Bei der Finanzierung gab es Streit darüber, ob der Zuschlag aus den Beitragsmitteln der Rentenversicherung oder aus dem Steuerhaushalt zu finanzieren ist. Am Ende gab es einen Kompromiss zwischen Rücklagen, Beiträgen und Steuermitteln. In der Unionsfraktion habe ich mich 2020 für diesen Kompromiss eingesetzt. Der Gegenentwurf dürfe nicht sein: „Du hast Jahrzehnte für einen Hungerlohn gearbeitet, jetzt kannst du auch mit einer Hungerrente sterben“, so mein Redebeitrag in der Fraktion. Die CDA hatte mit der Senioren Union das Modell der PlusRente vorgelegt, dem sich Hubertus Heil deutlich angenähert hatte. Wichtig war auch, dass es nach 35 Jahren eine Übergangszone gibt und keine Entscheidung mit dem Fallbeil. Die Übergangszone gilt ab dem 33. Beitragsjahr, der Zuschuss entwickelt sich dann prozesshaft.

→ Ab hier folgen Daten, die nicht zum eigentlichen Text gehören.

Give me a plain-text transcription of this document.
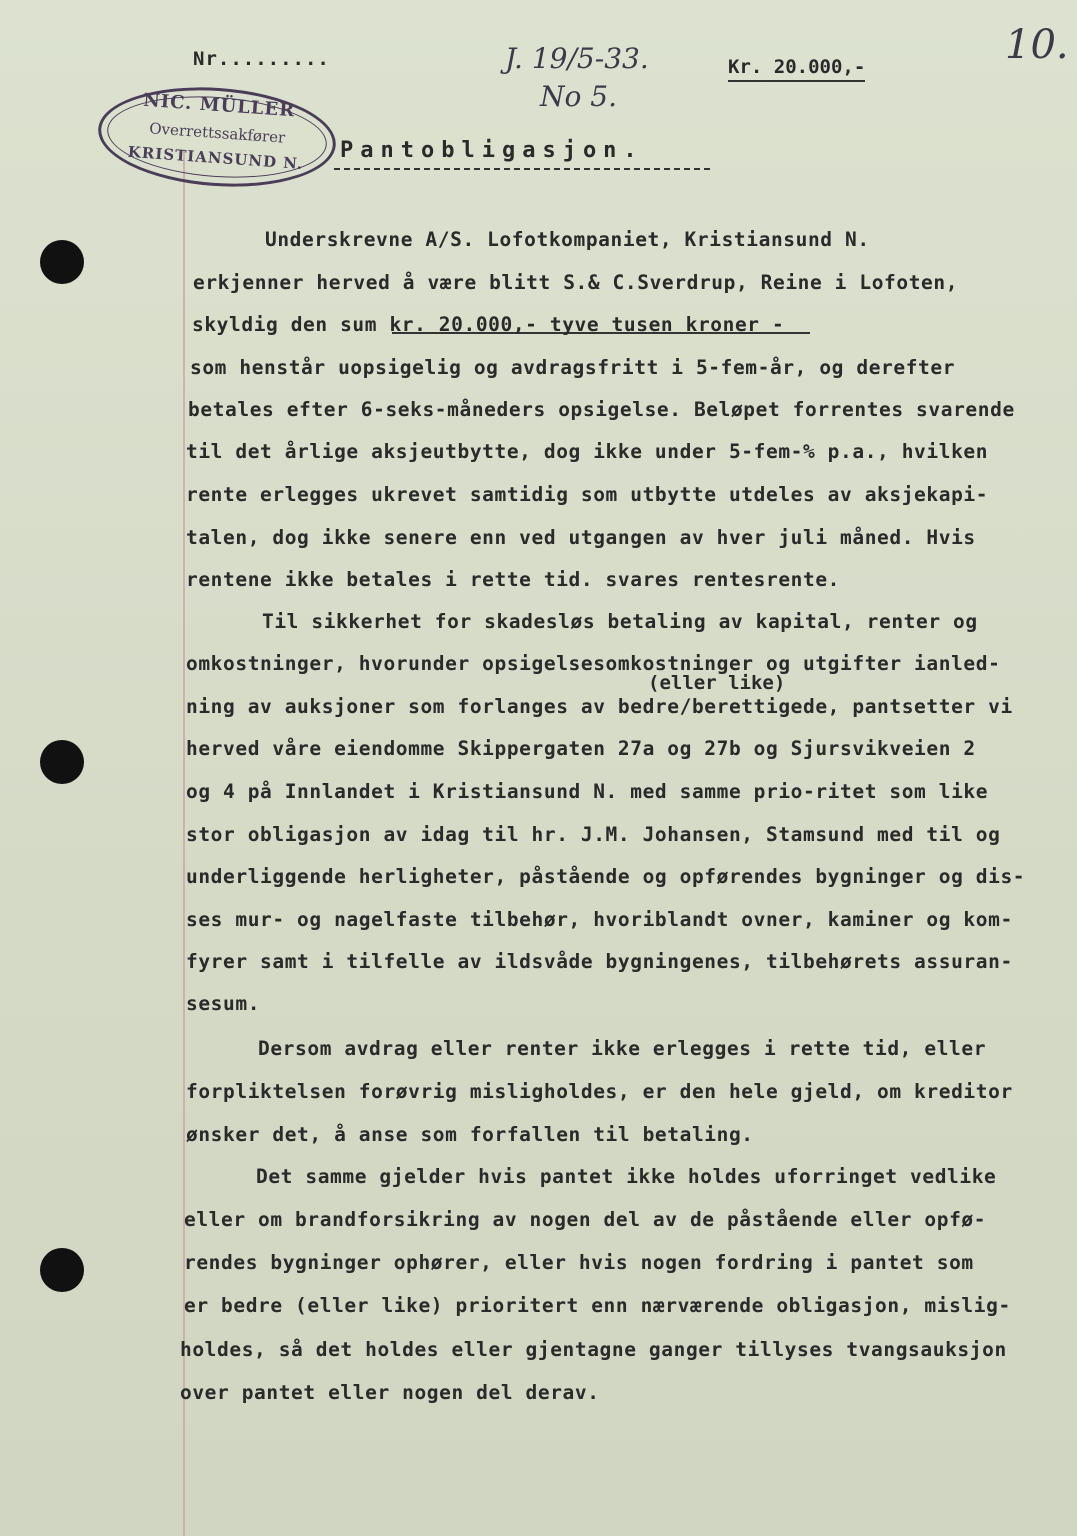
Nr.........	J. 19/5-33.
No 5.
Kr. 20.000,-	10.
NIC. MÜLLER
Overrettssakfører
KRISTIANSUND N.	Pantobligasjon.
(eller like)
Underskrevne A/S. Lofotkompaniet, Kristiansund N.
erkjenner herved å være blitt S.& C.Sverdrup, Reine i Lofoten,
skyldig den sum kr. 20.000,- tyve tusen kroner -
som henstår uopsigelig og avdragsfritt i 5-fem-år, og derefter
betales efter 6-seks-måneders opsigelse. Beløpet forrentes svarende
til det årlige aksjeutbytte, dog ikke under 5-fem-% p.a., hvilken
rente erlegges ukrevet samtidig som utbytte utdeles av aksjekapi-
talen, dog ikke senere enn ved utgangen av hver juli måned. Hvis
rentene ikke betales i rette tid. svares rentesrente.
Til sikkerhet for skadesløs betaling av kapital, renter og
omkostninger, hvorunder opsigelsesomkostninger og utgifter ianled-
ning av auksjoner som forlanges av bedre/berettigede, pantsetter vi
herved våre eiendomme Skippergaten 27a og 27b og Sjursvikveien 2
og 4 på Innlandet i Kristiansund N. med samme prio-ritet som like
stor obligasjon av idag til hr. J.M. Johansen, Stamsund med til og
underliggende herligheter, påstående og opførendes bygninger og dis-
ses mur- og nagelfaste tilbehør, hvoriblandt ovner, kaminer og kom-
fyrer samt i tilfelle av ildsvåde bygningenes, tilbehørets assuran-
sesum.
Dersom avdrag eller renter ikke erlegges i rette tid, eller
forpliktelsen forøvrig misligholdes, er den hele gjeld, om kreditor
ønsker det, å anse som forfallen til betaling.
Det samme gjelder hvis pantet ikke holdes uforringet vedlike
eller om brandforsikring av nogen del av de påstående eller opfø-
rendes bygninger ophører, eller hvis nogen fordring i pantet som
er bedre (eller like) prioritert enn nærværende obligasjon, mislig-
holdes, så det holdes eller gjentagne ganger tillyses tvangsauksjon
over pantet eller nogen del derav.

Notwendig bleibt eine nachhaltige Rentenreform. Die Kirchen und ihre Verbände haben mit dem „Capuccino Modell“ den Weg gewiesen. Eine steuerfinanzierte Grundrente als Sockel für alle, darauf aufbauend die Umlagefinanzierung durch Arbeit und Beitragszahlung; als „Sahne obenauf“ eine obligatorische Betriebs- oder Zusatzrente. Schon heute liegt der Steuerzuschuss zur gesetzlichen Rentenversicherung bei 110 Mrd. €, fast einem Drittel der Gesamtausgaben. Nach einer Studie aus dem NRW-Sozalministerium von Karl Josef Laumann wäre dieses neue Drei-Säulen-Konzept in 15 Jahren umsetzbar. Selbstständige würden einbezogen. Derzeit ist jeder zweite auf Grundsicherung im Alter angewiesen. Hinzu kommt: Trotz aller Krisen steigen die Kapitaleinkünfte dreimal so schnell als Arbeitseinkommen. Die als drittes Element im Bundestag diskutierte Aktienrente wäre eine sinnvolle Antwort und wichtige Ergänzung. Regierung und Opposition sollten in dieser Frage zusammenarbeiten. Wie brennend dieses Thema werden kann, zeigen die aktuellen „französischen Verhältnisse“.